Тетка ведет меня в дом. Я обгоняю ее, бегу впереди. Машина новая, блестит вся. Я смотрю на нее, как на чудо. Потом отодвигаю тетку, овладеваю ручкой, верчу и так и этак, открывая блестящие металлические заслонки, заглядываю всюду. Тетка начинает сердиться: «Нельзя так, это вещь хрупкая, нежная!» Она садится за машину и принимается выстрачивать какие-то волюшки на голенище ичиги. Но мне и эта новинка скоро наскучила, я бегу на первый двор, в мастерскую.

Дед уже ушел на полуденную молитву. Я радуюсь этому. Тотчас бросаюсь к его колоде, отбиваю пестом попавшийся под руку кусок кожи и вырезаю из него жужжалки. Только никак не могу вырезать по душе.

Старший дядя, Эгамберды, замечает мою проделку, сердится, бранит меня:

– Э-э-э, да ты с ума сошел! Вой-бой, всю кожу изрезал, дурень! Уходи сейчас же, дед придет – поколотит тебя. – Он вырывает у меня из рук сапожный нож, подбирает куски кожи.

А я – хоть бы что – начинаю пересмеиваться с подмастерьями, с учениками.

Вернувшись после молитвы, дед садится за работу и сразу же замечает мои проказы.

– Ией, что это такое? Разве можно зря портить, дурень! Мало ли тут кожи изведено! Убирайся на улицу! – кричит он, краснея от гнева.

Я сижу, насупившись, обиженный.

– Иди принеси воды, будем разводить клей, – посмеиваясь, уже мягко говорит дед.

Я хватаю кленовую чашку, мчусь на внутреннюю половину двора и через минуту бегу обратно с полной чашкой воды.

– Молодец! Ну и проворен же ты, сорванец! – хвалит меня дед, мизинцем прочищая заросшее волосами ухо. – Иди-ка, поиграй! – прибавляет он, видимо не желая, чтобы я мешал подмастерьям.

Но мне вовсе не хочется уходить на улицу, и я копошусь в мастерской, забавляясь то тем, то этим. Оба дяди, не поднимая головы, шьют ичиги.

Ученики и подмастерья потихоньку напевают что-нибудь или же рассказывают друг другу разные занимательные истории, жалуются на жизнь, на всякие трудности. Руки у них проворные, ловкие – уколол шилом и уже скрипит дратвой, разводя концы на весь размах рук. Вот худой, чахоточного вида подмастерье с десятком седых волосков на бороде тихонько затягивает песню:

Милая Латифа,
Славная Латифа!
Ты по веточке пройдись,
По листочку порезвись,
Цветик мой, Латифа!..

Голос у него приятный, напев нежный и немного печальный.

– Повторить! – выкрикивает кто-то.

– Здорово!
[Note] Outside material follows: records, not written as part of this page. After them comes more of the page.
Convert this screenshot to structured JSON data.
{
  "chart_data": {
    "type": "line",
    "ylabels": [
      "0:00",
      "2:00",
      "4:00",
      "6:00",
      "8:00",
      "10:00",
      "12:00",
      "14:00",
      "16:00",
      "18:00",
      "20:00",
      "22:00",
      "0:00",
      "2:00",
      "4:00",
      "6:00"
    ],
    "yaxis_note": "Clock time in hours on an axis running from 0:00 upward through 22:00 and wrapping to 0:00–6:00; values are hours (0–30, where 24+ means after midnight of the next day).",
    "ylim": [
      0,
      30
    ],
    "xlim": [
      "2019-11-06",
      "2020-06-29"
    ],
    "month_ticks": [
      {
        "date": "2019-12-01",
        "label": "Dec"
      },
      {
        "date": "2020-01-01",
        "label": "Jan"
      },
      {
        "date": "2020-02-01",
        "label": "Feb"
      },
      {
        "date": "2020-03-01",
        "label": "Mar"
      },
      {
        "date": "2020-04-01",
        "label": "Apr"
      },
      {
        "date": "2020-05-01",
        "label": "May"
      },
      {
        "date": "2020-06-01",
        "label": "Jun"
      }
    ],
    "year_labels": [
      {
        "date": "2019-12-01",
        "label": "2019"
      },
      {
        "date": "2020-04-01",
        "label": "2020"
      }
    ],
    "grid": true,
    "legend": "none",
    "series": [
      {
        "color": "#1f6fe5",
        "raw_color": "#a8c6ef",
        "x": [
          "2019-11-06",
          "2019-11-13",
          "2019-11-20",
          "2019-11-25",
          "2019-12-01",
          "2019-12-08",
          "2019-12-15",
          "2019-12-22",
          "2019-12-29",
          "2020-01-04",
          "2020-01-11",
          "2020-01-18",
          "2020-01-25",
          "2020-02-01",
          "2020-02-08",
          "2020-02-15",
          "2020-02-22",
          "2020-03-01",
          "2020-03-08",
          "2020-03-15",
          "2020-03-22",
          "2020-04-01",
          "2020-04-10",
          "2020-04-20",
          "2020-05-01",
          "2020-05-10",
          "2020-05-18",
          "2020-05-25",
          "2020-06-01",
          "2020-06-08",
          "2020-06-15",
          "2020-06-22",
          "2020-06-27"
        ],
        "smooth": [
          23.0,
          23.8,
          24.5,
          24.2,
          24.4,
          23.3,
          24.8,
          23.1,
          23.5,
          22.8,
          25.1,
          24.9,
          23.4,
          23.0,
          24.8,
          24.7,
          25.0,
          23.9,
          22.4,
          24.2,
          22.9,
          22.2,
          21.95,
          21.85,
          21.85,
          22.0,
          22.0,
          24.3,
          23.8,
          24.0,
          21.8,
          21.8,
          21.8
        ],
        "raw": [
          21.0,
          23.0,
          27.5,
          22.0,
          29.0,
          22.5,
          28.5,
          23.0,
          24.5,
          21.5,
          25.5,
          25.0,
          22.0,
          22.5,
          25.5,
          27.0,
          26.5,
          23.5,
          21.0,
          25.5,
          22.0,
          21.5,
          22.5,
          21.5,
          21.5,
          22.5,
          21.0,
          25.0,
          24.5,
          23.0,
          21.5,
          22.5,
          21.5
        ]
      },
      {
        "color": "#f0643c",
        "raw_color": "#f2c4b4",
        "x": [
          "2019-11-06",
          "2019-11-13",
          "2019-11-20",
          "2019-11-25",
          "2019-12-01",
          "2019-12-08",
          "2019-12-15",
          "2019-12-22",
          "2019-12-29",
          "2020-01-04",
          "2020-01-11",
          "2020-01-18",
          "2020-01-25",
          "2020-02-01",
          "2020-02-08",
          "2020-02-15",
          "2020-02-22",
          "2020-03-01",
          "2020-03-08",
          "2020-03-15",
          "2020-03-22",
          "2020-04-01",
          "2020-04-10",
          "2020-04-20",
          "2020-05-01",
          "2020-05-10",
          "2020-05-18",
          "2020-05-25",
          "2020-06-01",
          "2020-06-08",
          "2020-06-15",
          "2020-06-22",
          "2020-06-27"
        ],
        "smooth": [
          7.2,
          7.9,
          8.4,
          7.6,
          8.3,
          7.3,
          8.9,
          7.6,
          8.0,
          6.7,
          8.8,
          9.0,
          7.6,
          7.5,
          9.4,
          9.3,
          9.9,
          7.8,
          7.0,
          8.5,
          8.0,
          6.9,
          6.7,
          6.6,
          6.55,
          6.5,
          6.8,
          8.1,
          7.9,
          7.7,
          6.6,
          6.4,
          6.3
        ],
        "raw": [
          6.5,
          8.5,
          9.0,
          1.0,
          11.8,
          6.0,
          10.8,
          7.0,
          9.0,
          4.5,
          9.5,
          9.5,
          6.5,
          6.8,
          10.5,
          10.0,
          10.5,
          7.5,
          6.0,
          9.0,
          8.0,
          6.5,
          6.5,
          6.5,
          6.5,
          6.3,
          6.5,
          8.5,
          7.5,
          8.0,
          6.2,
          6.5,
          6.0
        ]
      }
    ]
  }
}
Хвала вам, мастер! Продолжайте! – требует пухлощекий молодой подмастерье.

А дед уже злится.

– Эй, довольно! – строго обрывает он. – Занимайтесь своим делом. И шутки и песни хороши в меру, а лишнее уже ни к чему, так у нас принято!

– Братец! – говорит пожилой подмастерье. – Мы же работаем и неплохо работаем, но ведь надоедает сидеть так. А песня – это утеха души, она не дает замечать времени, усталости. Забава же, забава… – добавляет он обиженным голосом.

Дед бросает на него суровый взгляд, кричит, краснея от гнева:

– Аллаха поминай чаще, к аллаху прибегай! – Потом смягчается, говорит: – Печаль – раскаленный уголь, от нее нет исцеления… Иди на поклон к ишану, ты уже стар, где уж тебе песни петь.

В мастерской становится так тихо, словно ее залило водой. Ученики и подмастерья, оба дяди молча шьют, только мухи жужжат роем.

* * *

Я сижу в мастерской, притих, разморенный жарой. Во двор входит какая-то женщина, закутанная в старенькую паранджу, сгорбленная, изможденная. Поприветствовав хозяев, она опускается на корточки у окошка, говорит, обращаясь к деду:

– О, добрый наставник, благодетель мой! Я к вашей милости.

Дед, не поднимая головы, отвечает на ее приветствия, спрашивает:

– Ну, старая, как дела?

Старуха долго сетует на жизнь, жалуется, что сын мыкается без работы.